He asked a waiter for a glass of sparkling water, then he began to move through the crowd, Halina pressed to his side.
As the hours wound down and the conversation and speculation swirled, Halina became quieter and quieter. At first she’d tried to enter into the various conversations, smiling and nodding, shyly offering her own opinions, but as time passed Rico sensed her withdrawing into herself.
After a five-course meal where they were seated on opposite sides of a table for twelve, she excused herself, disappearing for over twenty minutes before, both impatient and alarmed, Rico went to find her.
He strode down the hotel’s opulent corridors, annoyed that he’d been compelled to leave the event to find his errant wife-to-be, even as he fought a growing sense of worry that something was really wrong with her. What if she was ill? What if, God forbid, something had happened to their child?
He asked the attentive staff of the hotel if they’d seen her, and finally tracked her down to the opulent women’s powder room down one endless corridor. Not hesitating for a second, Rico rapped on the door.
‘Halina? Halina, are you in there?’ There was no reply, so he cracked open the door a bit and called again. ‘Halina, please answer me if you’re in there. Tell me you’re all right.’
Two women came to the door, sidling past him with amused glances. ‘So attentive,’ one of them drawled, and the other gave an unpleasant cackle of laughter. Rico glared at them both.
‘Is Princess Halina in the powder room?’ he demanded.
One woman, looking spiteful now, shrugged a bony shoulder. ‘Why don’t you see for yourself?’ she called as she walked off with the other woman, their angular bodies and raucous laughter reminding Rico of a pair of glossy, pecking crows.
He pushed open the door to the powder room and strode inside. The place looked empty—a row of gold-plated sinks, a plush settee and several opulent wood-panelled stalls. The room was completely silent, save for the drip of a tap and a sudden, revealing sniff from behind one of the stall doors.

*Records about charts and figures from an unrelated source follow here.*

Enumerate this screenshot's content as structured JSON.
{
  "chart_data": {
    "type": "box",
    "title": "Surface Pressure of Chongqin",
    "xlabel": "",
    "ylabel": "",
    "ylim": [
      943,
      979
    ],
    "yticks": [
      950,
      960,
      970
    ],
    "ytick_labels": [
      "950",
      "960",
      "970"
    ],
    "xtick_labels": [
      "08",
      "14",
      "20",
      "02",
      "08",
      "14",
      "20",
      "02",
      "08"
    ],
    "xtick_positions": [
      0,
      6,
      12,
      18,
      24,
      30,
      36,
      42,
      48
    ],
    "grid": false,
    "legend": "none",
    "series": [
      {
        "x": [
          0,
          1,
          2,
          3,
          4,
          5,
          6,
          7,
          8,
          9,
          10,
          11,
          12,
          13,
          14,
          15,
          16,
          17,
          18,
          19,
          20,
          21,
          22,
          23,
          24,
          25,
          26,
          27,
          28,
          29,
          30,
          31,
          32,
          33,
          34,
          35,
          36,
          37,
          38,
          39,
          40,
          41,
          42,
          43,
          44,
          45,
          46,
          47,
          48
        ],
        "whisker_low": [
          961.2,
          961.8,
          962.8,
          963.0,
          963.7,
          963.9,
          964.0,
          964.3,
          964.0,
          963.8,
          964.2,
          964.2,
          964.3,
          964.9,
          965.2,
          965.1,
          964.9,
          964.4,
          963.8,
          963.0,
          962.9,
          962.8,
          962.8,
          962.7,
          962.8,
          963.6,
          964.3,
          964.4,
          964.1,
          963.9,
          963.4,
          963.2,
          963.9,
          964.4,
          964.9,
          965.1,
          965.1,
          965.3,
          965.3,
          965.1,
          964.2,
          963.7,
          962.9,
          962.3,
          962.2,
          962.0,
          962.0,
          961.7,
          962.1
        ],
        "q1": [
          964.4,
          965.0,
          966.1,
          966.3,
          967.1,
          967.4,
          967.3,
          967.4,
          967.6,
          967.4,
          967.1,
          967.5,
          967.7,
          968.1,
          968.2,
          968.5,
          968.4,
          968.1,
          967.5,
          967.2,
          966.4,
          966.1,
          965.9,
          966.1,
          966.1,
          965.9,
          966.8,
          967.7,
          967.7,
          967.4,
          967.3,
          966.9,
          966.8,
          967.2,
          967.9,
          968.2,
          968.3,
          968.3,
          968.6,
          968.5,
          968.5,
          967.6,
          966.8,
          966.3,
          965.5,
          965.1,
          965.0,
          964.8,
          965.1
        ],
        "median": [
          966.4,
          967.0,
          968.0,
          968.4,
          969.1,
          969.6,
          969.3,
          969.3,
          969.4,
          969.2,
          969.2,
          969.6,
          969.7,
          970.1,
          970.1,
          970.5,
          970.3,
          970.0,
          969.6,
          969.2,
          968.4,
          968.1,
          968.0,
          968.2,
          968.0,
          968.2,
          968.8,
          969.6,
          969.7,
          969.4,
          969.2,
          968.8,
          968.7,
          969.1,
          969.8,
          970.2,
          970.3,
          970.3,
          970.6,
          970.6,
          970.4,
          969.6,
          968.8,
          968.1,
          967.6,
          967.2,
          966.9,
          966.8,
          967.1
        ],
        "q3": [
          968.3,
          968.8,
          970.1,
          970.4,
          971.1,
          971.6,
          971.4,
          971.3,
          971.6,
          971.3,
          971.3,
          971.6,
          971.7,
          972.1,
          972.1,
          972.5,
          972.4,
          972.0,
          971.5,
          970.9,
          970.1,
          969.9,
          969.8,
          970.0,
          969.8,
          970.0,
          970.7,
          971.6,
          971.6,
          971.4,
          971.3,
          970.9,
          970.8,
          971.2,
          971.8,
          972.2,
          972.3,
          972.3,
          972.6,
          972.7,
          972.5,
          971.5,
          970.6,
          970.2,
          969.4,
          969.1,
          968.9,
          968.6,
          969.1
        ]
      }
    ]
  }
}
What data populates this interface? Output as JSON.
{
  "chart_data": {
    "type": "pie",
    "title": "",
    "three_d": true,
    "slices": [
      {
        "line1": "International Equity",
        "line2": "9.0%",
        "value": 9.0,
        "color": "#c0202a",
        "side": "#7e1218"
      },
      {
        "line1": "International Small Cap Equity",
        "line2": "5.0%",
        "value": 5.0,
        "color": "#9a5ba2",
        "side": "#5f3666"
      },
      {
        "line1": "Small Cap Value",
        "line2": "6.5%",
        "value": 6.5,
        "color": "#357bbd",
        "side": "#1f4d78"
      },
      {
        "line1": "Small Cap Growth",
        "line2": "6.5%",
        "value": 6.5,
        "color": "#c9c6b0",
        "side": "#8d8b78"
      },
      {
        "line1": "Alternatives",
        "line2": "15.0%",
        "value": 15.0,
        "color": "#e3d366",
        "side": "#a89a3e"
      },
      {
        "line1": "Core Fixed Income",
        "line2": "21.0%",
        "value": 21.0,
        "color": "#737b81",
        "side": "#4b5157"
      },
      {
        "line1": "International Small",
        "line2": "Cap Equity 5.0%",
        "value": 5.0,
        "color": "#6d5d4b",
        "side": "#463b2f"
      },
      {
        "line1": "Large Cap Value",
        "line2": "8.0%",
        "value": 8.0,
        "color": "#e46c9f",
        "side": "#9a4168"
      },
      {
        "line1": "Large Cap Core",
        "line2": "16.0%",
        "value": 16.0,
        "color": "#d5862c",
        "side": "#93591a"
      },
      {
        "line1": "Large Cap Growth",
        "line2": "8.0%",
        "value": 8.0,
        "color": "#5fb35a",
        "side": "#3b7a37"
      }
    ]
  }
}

‘Halina,’ Rico called, his voice rough and urgent. Another sniff sounded. ‘Open the door,’ he demanded. ‘Tell me what’s going on.’
After an endless moment Halina unlocked the door and stepped out into the bathroom. Rico gaped at her, taking in her dishevelled hair and tear-stained face, his heart lurching at the sight of her obvious distress.
‘Halina,’ he said and reached for her. ‘What has happened? What’s wrong?’
CHAPTER ELEVEN
RICO’S STRONG, WARM hands encased Halina’s icy ones as he drew her towards him, his brow furrowed, his expression somewhere between thunderous and terrified.
‘Why have you been crying? Has something happened? Is it the baby...?’
‘No, it’s not the baby.’ Halina pulled her hands from his to dash at the tears on her face. She felt embarrassed for falling apart so completely. This evening had been an utter failure, and it was all her fault. She couldn’t handle a party. She couldn’t handle being Rico’s fiancée. ‘At least,’ she amended, taking a steadying breath, ‘it was, in a manner of speaking.’
‘What do you mean?’ Rico’s gaze swept over her, as if looking for open wounds or broken bones. ‘Are you hurt?’
Halina let out a shaky laugh, torn between wry amusement and deep, abiding sorrow. ‘Yes, Rico,’ she managed tartly, ‘I am hurt. But you won’t find any visible wounds so you can stop looking at me as if you want to take me to the hospital’s emergency department.’
‘I don’t understand.’
‘No.’ She sighed. ‘You wouldn’t.’ She moved past him to study her reflection. She was even more of a wreck than she’d realised, her supposedly waterproof mascara giving her panda eyes, and her once elegantly styled hair falling about her shoulders in tangled ringlets.
‘What is that supposed to mean?’ Rico asked, his tone gruff.
Halina sighed and attempted to dab at her mascara even as she recognised a lost cause when she saw one. ‘My feelings are hurt, Rico,’ she said, deciding she needed to speak as plainly as she could. ‘Feelings. You know those things you try not to have?’
Rico’s mouth thinned. Clearly he didn’t appreciate her pathetic attempt at humour. ‘Why were your feelings hurt?’
She hesitated, her gaze still on her unhappy reflection. ‘It doesn’t matter.’
‘Yes, it does.’ Rico spoke with a force that surprised. ‘Who hurt you? Did someone say something, do something? Because if they did it to you, then they did it to me.’
A feeling bloomed in Halina’s chest, a mixture of surprise and warmth. It spread through her like sunshine or honey, warming her right down to the tips of her fingers and toes. ‘Do you mean that?’
‘Of course I do.’
Was that what marriage was? Maybe not love, but something just as fundamental? The question was, could it be enough?